Abdelkareem_Elkhateb · September 11, 2023, 2:46pm

@vdw I will be happy to know your answer this is it will help a lot for improve the current arabic models i asked a lot of people, but all them say this is not possible to do with subword tokneization or general tokneizations !
can you give me any suggestion !
one of the solution that i am thinking is that i made a another dictionary that i will save all the words that i want to train my model on and do a lemmtization process before train the model ! this is really tedious any solutions or guides will help me alot and i am sorry for tagging you, but it’s important question for me

vdw · September 12, 2023, 1:09am

I don’t think you have a misunderstanding. Tokenization simply means to split a string in tokens. This can characters, but more commonly words and/or subwords. The problem with basic word tokenization is that (a) the number of unique tokens can be very large and (b) their frequency typically show a Zipf distribution – mainly, there is a long tail of many tokens (i.e., words) that occur very rarely or maybe just once.
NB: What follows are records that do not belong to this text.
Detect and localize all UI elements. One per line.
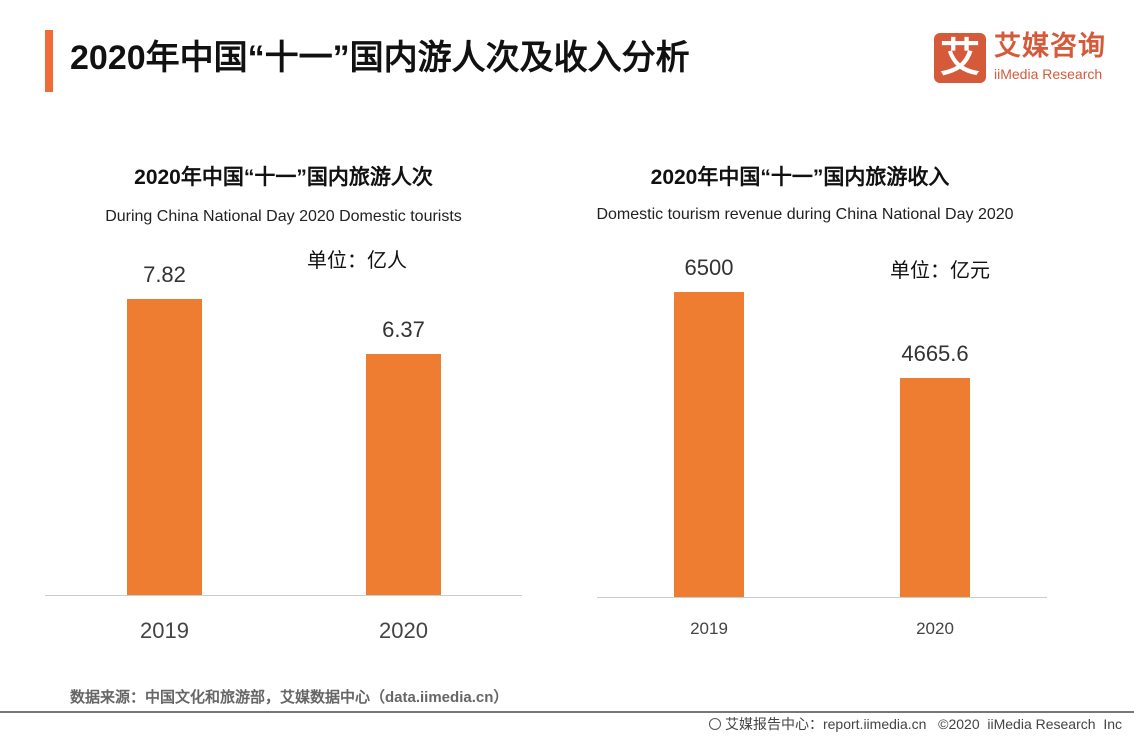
chart1-title: 2020年中国“十一”国内旅游人次 [134,166,433,189]
page-title: 2020年中国“十一”国内游人次及收入分析 [70,39,690,77]
value-label: 6.37 [382,316,425,342]
chart2-unit: 单位：亿元 [890,260,990,282]
footer-copyright: 艾媒报告中心：report.iimedia.cn ©2020 iiMedia R… [708,715,1122,733]
x-tick-label: 2019 [690,619,728,638]
data-source: 数据来源：中国文化和旅游部，艾媒数据中心（data.iimedia.cn） [70,689,509,706]
chart1-subtitle: During China National Day 2020 Domestic … [105,208,462,225]
title-accent-bar [45,30,53,92]
x-tick-label: 2020 [916,619,954,638]
footer-divider [0,711,1134,713]
logo-text-cn: 艾媒咨询 [994,31,1106,61]
value-label: 6500 [684,255,734,280]
x-tick-label: 2020 [379,618,428,643]
footer-text: 艾媒报告中心：report.iimedia.cn ©2020 iiMedia R… [724,716,1122,732]
chart2-title: 2020年中国“十一”国内旅游收入 [650,166,950,189]
value-label: 4665.6 [901,341,969,367]
bar-2020 [366,353,441,595]
bar-2020 [900,378,970,597]
chart1-unit: 单位：亿人 [307,250,407,272]
logo-icon: 艾 [934,33,986,83]
bar-2019 [674,292,744,597]
x-axis-line [45,595,522,596]
x-axis-line [597,597,1047,598]
chart2-subtitle: Domestic tourism revenue during China Na… [596,206,1014,223]
logo-text-en: iiMedia Research [994,66,1103,82]
globe-icon [708,718,721,730]
value-label: 7.82 [143,262,186,287]
bar-2019 [127,299,202,595]
x-tick-label: 2019 [140,618,189,643]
That’s never good for statistical models.

You are using subword-based tokenization. This tokenizer is trained on a dataset to split strings into words and if needed subwords based on their frequencies. Since “Kareem” was very rare in this training dataset, the tokenizer will split into more common subword. For example “ree” is in “tree”, “free”, “freedom”, “greed”, “greedy”, “breed”, etc. So the tokenizer knows “ree” just not “Kareem” as a whole. I assume that the tokenizer consider all tokens that are not complete words as OOV word, which seem intuitive :).

While a character and word-based tokenizer is relatively easy to implement using a RegEx and rule-based approach, subword tokenizers are trained over data. This it also depends in the training data (and the parameters for the training) if a certain word will be a OOV word later. So if you use a pretrained tokenizer, it’s difficult to know if a word/token will be OOV, at least as far as I can tell.

EDIT: I’m not sure what you mean by Arabic models, since your example sentence is in English. In case of a machine translation task, you would of course 2 tokenizers, one for English and one for Arabic.